Running out before the cycle ends does not stop your work. If you reach your allowance, you can upgrade your plan and continue right where you left off.

Your account

You manage your plan and your profile from the Account page. It is the place to handle the practical side of your subscription.

From Account you can:

  • See your plan type, so you always know which plan you are on.
  • Use the upgrade option to move to a higher plan when you need more.
  • Manage your profile details.

Your login and security are managed separately, so signing in and protecting your account are handled in their own dedicated place.

Tips for the best results

The Pastor’s Research Assistant rewards a little intentionality. A few habits will help you get the most from every study and every sermon.
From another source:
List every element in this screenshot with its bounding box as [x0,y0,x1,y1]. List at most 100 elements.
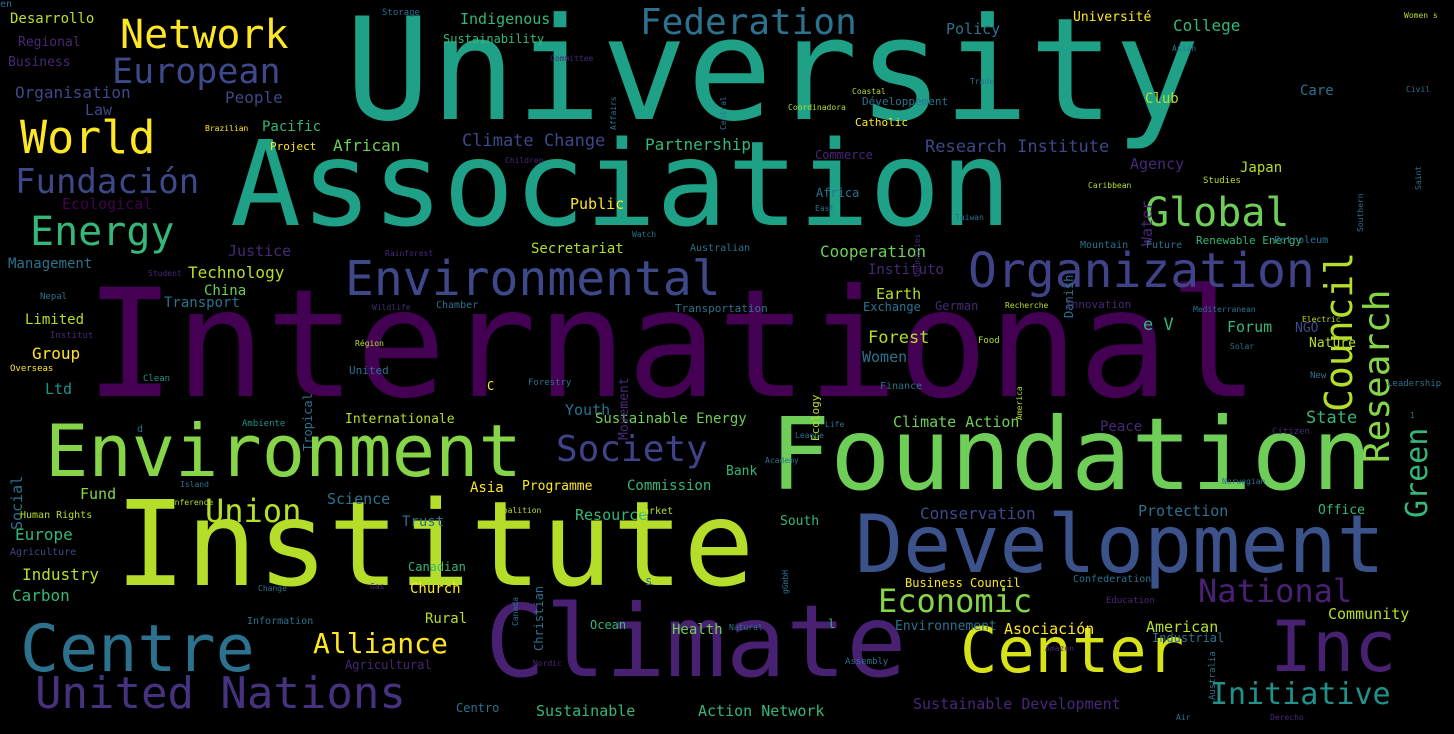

  • Choose agents and lenses that fit the passage and the audience. A dense theological text, a narrative, and a pastoral topic each call for a different mix; pick the voices that serve this text and these people.
  • Start from a clear passage or subject. The sharper your starting point, the more focused and useful the study will be.
  • Use the Sermon Coach to keep the sermon in your own voice. Let it guide and support you stage by stage rather than handing you finished words.
  • Revisit and edit everything The Pastor’s Research Assistant offers. Treat its output as raw material for your judgment, not as a final answer. Rework it until it is truly yours.
  • Save useful pieces to Notes as you go. The good thought you have now is easy to lose; capture it so it makes it into the sermon.

Frequently asked questions

What counts as an analysis?

An analysis is one generated study, output, or synthesis. Only completed analyses count toward your allowance; a failed one does not count against you.

Does The Pastor’s Research Assistant write the sermon for me?

No. The Sermon Coach helps you build your own sermon, walking you through ten stages with scholarly support, but the choices and the words are yours. The Pastor’s Research Assistant assists; it never replaces the minister's voice.

How does the free trial work?

The free trial lasts 4 days and requires no credit card. It allows up to 4 analyses and a limited amount of sermon building. It is for one individual, with one trial per person and per network, and it is not available on the Teams plan.

Is my work private?

Yes. Your content is private to your account. It is not shared, and it is not used to train AI systems.

Can I cancel anytime?

Yes. Plans are monthly, and you can cancel anytime from your account.